Goals of energy competiveness, security and the environmental impact were discussed in regards to the estimated future residential growth of Holland, forecasted from a current 33, 100 to 41,100 over the next 40 years.
The estimated population growth will inevitably increase energy demands, which will cause greenhouse gas (GHG) emissions to rise, as well. According to projected data, the GHG evolution for the City of Holland in 2050 would be about 38 metric tons per capita, which is higher than the United States and EU projected average. The plans proposed by the CEP would drop these levels to as low as 9 tons per capita.
The CEP’s official mission is to:
“Enhance City attractiveness to investors, businesses and residents through cost effective, reliable clean energy supply.”
Providing residents with local, reliable energy is the goal of CEP. More specifically, creating energy that is cheaper than neighboring communities, making sure it is compatible with the U.S. Conference of Mayors Climate Protection Agreement, keeping the industry flexible to changing market legislature, technologies and fuel costs, and striving to be leaders in forming regional energy productivity strategy.
The framework of CEP takes a sensible approach of don’t fix it if it isn’t broken, and if it is, try to find a carbon-free solution.
Three Future Scenarios
Garforth proposed three scenarios for Holland’s future, each focusing on efficiency and detailing the allocation of energy standards and regulations to increase sustainability for the community.
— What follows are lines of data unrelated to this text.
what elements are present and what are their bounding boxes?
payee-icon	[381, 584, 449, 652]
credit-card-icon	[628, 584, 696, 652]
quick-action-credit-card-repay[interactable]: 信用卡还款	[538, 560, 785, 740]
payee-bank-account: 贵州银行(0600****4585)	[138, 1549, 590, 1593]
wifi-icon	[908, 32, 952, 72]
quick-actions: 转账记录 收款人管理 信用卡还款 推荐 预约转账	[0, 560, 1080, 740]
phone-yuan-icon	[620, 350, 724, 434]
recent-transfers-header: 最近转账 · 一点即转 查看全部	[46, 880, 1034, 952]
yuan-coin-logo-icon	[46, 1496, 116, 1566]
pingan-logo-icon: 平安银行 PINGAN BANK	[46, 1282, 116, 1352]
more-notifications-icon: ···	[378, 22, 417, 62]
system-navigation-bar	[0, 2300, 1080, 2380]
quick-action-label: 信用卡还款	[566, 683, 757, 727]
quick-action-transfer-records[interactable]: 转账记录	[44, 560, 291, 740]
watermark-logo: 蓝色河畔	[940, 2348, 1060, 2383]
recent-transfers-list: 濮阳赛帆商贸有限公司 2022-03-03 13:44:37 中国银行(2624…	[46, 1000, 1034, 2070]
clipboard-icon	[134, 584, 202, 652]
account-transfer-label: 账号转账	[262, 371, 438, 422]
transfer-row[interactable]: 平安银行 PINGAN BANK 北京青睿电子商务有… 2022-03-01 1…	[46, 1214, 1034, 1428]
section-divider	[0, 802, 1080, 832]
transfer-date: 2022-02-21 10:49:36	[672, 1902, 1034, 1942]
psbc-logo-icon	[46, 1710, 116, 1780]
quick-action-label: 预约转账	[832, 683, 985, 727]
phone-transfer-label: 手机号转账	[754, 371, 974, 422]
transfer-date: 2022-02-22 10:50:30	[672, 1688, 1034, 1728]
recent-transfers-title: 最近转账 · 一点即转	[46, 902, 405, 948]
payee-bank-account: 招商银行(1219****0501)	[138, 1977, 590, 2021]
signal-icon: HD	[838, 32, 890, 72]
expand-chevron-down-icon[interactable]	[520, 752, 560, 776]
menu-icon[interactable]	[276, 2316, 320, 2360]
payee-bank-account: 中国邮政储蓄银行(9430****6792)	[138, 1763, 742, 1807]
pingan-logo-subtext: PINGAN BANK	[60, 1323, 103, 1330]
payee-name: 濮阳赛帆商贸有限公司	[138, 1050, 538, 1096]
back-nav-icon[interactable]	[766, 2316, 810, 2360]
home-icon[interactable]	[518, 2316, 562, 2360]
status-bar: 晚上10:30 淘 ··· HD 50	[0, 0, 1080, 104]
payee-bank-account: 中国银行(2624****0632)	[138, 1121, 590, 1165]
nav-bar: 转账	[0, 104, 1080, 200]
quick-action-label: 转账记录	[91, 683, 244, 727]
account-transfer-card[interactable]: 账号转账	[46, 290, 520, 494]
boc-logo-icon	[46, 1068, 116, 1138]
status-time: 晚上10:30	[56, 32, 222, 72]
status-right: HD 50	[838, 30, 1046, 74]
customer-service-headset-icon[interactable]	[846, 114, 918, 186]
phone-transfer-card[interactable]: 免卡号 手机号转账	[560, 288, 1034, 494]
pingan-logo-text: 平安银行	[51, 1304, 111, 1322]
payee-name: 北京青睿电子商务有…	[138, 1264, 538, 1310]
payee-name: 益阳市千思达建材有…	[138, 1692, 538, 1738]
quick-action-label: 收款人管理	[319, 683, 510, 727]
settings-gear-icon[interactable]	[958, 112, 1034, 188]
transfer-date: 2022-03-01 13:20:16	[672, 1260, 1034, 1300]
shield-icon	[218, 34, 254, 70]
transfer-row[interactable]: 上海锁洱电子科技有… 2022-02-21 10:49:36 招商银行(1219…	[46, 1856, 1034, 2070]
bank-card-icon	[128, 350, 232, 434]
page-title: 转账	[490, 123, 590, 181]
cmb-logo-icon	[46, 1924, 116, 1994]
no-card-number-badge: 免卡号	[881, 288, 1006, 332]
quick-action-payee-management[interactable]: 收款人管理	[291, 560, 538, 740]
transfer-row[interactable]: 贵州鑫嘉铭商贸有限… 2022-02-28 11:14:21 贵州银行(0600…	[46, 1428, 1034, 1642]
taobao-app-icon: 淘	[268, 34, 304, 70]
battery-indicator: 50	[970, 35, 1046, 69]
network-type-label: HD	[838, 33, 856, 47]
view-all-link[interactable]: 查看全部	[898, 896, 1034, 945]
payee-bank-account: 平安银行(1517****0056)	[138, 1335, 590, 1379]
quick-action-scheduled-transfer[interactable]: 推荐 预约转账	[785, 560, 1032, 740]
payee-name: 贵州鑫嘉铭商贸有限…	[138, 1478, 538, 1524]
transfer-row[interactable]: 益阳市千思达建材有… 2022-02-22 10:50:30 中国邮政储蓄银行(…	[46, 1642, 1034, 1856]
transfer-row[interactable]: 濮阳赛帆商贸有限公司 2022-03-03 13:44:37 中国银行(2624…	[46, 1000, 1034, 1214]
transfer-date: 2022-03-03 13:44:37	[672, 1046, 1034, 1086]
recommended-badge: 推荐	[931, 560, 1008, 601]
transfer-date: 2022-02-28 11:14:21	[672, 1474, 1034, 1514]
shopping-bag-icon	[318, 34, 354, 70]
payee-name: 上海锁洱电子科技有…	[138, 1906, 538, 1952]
Scenerio A focuses on homes and buildings. This proposal includes energy efficiency packages for Holland Single Family homes, energy performance labeling similar to current Energy Star labels, supporting alternative fuel usage and more efficient transportation requiring new construction be sustainable, and considering district-wide heating.
Scenerios B and C include the benefits of scenario A as well as various ways of increasing alternative fuel production and usage.
If Garforth’s plans are implemented, the Holland community would see not only reduced GHG emissions and positive environmental impacts, but higher property values, lower utility costs, competitive energy services and the addition of high-quality industrial jobs, just to name a few.
Holland would also gain a competitive advantage from neighboring towns and cities, which would come with any type of energy efficiency implementation. Since the popular ‘less is more’ benefits are mostly seen in the outcomes, starting the process earlier will net more business and revenue sooner.
Garforth’s ideas will help the city decide which direction to take Holland, but energy solutions and implementation will ultimately lie with the Holland City Council, the Board of Public Works, and the people of Holland.
Public Outreach and Plan Dissemination
Spreading the word about this plan and beginning new, sustainable energy innovations needs to begin in the community: at local churches, schools, watering holes and town centers.
In light of Garforth’s significant findings, the City of Holland should begin a community discussion about a cleaner and more sustainable energy future.